The engine and transmission are smooth and inaudible. Now, when I say inaudible, I mean in any situation unless you have buried your right foot into the floor. In doing that, the 185kW, 3498cc V6 provides you with a grin-inducing roar. The VQ isn't one of the most awarded engine series for no reason, and even this toned-down version can still give you a satisfying slingshot back into the leather-lined seat if you want it to.
This is where I find a downside with the Maxima. I don't normally bury my foot, however the fuel consumption may lead you to believe otherwise. This may be a product of my environment, however – driving the Maxima around a small town for most of its life is not conducive to efficiency.
Since owning my Maxima, I have moved from one end of the country to the other. I have filled it to the brim with room to spare, with the only gripe being no split-folding rear seats and an amplifier that eats slightly into boot space. For anyone not traipsing around the country, however, the boot is quite sufficient. Leg room and the aforementioned head room are in abundance.

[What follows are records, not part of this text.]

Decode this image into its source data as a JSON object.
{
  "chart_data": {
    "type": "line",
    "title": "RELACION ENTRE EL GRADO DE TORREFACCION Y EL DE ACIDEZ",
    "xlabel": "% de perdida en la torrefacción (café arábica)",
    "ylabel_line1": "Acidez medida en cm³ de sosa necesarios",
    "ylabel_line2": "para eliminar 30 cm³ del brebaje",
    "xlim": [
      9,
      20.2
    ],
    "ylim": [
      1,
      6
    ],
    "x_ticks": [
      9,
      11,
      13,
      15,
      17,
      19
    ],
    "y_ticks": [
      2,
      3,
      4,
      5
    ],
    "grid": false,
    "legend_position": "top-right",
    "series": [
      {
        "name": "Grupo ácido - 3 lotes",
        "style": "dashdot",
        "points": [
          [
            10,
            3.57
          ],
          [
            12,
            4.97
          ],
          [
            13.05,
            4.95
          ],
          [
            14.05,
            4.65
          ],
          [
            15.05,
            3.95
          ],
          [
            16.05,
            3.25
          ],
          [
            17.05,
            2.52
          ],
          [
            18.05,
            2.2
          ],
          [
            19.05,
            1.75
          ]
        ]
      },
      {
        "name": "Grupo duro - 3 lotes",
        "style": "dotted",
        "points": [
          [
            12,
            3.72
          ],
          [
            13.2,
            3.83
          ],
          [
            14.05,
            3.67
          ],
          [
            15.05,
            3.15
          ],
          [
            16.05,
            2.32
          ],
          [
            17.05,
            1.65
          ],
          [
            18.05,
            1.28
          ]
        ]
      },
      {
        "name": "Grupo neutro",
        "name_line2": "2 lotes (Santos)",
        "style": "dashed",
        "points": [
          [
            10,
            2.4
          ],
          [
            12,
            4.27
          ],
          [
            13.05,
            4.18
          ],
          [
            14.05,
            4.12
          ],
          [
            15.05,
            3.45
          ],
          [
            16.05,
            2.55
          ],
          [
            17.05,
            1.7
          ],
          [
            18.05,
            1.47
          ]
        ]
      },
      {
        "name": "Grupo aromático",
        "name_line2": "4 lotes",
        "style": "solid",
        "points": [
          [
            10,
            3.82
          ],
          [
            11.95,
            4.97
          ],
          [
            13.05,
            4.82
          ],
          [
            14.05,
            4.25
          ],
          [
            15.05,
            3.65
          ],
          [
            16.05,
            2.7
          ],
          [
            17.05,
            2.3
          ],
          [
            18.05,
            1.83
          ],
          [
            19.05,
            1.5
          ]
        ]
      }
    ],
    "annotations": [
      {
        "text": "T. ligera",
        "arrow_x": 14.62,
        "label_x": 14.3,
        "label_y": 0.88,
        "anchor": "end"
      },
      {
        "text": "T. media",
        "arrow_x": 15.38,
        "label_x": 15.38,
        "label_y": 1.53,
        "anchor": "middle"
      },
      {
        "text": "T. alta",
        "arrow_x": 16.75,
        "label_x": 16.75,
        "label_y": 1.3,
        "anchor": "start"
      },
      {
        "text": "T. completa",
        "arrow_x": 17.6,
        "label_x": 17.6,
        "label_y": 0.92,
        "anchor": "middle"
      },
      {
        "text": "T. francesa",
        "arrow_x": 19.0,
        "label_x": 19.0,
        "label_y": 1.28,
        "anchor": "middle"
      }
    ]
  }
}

Owning it since new, I have never had an issue with my Maxima. After 70,000km, I have recently replaced the original Michelin tyres and the brake pads are still original. I will have these replaced next service due to their age, however. This brings me to one more downside. Servicing is not overly cheap. The capped-price service Nissan offers is not the best value, and if you mention CVT, other mechanics do not seem to love the idea of servicing them.
Luckily all servicing has been straightforward, which means the capped price is rarely exceeded. Fortunately, the value for money proposition the Maxima presented at purchase can mean this is largely overlooked.
Because I am rather pedantic, I chose this car because it was very well equipped at the time. Nissan did an excellent job of creating a competitively priced contender in the large-sedan category. The car is not perfect for everyone, however for me it was, and is, which means I do not feel any improvements need to be made.
The final thoughts.
The J32 does everything well. It is not necessarily a car people aspire to own. It is a car you buy in order to bring a touch of class and comfort to your drive. The Maxima nameplate sadly died in 2013, bringing an end to a more than 20-year-old nameplate in Australia. I am very proud to say I own a car from the last series of Maximas, and hope that one day Nissan brings a worthy successor to the market for people such as myself who would purchase one.